Determining the Field of View of Coaxial Lighting
Figure 1 shows a cross-section of a Coaxial Light. Light from the LED is reflected using a half-mirror, so that the position of the emitting surface can be treated as if it were directly behind the mirror (See “Virtual emitting surface” in the figure). In this case, the distance from the emitting surface to the workpiece is LWD'.
The effective field of view of a Coaxial Light is determined by 1) the LWD (distance from the Light Unit to the workpiece) and 2) the WD (distance from the workpiece to the camera). Figure 2 shows how to determine the field of view "V" when the WD is held constant and the LWD (distance to the Light Unit) is varied. The following is an explanation of what the effective field of view will be when the virtual emitting surface is at positions A and B.
In the case of position A, if we assume that the workpiece is a reflecting surface, we can say that there is an emitting surface at A opposite to the workpiece (position A' of the LWD'a distance). Therefore, when the workpiece is viewed through the camera, it appears as if the emitting surface is at A', and thus the effective field of view is Va.
In the same way, in the case of B, the emitting surface is at B' and the effective field of view is Vb. Comparing Va to Vb, we find that Va, which has a shorter LWD, has a greater effective field of view. In this way, the effective field of view grows larger as the LWD becomes smaller.

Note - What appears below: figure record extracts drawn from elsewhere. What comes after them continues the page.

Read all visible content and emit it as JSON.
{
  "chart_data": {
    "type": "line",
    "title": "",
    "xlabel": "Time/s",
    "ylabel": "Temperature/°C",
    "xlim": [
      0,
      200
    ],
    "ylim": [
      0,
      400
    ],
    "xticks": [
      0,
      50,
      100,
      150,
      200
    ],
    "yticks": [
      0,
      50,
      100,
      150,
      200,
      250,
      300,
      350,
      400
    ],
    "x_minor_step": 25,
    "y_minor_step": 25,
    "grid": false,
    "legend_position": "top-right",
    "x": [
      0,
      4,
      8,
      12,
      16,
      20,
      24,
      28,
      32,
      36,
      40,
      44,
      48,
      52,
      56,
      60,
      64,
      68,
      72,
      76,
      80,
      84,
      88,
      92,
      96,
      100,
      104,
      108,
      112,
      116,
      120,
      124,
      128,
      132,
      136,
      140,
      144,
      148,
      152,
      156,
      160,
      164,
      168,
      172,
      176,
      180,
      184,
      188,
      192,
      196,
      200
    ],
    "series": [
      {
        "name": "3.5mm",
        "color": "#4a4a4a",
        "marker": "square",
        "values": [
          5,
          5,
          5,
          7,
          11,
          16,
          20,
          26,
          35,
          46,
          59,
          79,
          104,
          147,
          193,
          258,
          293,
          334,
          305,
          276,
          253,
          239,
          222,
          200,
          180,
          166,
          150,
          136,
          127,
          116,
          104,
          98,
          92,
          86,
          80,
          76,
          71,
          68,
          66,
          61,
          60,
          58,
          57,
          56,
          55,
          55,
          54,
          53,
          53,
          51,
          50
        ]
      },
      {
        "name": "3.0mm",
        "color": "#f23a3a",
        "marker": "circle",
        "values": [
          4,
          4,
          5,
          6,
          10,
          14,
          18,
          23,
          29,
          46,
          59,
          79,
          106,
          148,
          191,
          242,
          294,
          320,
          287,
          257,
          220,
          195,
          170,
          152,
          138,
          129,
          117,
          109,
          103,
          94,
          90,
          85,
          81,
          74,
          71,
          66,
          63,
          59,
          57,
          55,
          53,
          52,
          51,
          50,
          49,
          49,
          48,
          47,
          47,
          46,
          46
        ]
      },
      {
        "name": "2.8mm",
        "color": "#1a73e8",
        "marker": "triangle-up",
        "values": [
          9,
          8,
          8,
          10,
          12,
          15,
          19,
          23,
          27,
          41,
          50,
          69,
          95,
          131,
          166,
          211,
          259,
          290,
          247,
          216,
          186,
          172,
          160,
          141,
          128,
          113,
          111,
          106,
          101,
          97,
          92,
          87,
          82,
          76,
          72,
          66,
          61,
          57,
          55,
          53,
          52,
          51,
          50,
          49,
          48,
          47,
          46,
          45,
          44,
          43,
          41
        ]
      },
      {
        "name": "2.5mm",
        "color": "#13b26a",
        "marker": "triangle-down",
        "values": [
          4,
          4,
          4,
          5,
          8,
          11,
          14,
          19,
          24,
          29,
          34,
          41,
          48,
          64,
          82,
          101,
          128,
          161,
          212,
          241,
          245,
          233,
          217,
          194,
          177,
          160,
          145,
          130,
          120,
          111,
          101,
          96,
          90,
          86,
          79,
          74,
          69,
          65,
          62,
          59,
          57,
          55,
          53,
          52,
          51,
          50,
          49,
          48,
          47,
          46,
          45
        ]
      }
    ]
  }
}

What is the effective field of view?
For example, when reading characters engraved on a shiny piece of metal, if we assume that the virtual emitting surface is at position B, the effective field of view of Vb will be determined, in regards to the camera field of view V as shown in Figure 3 below, by the virtual emitting surface position B'. For this reason, only the letters CDEFG will be visible as dark letters against a light background, and the letters AB and HI, which appear dark against a dark background, will not be discernible. In this way, the effective field of view Vb is smaller than the field of view V.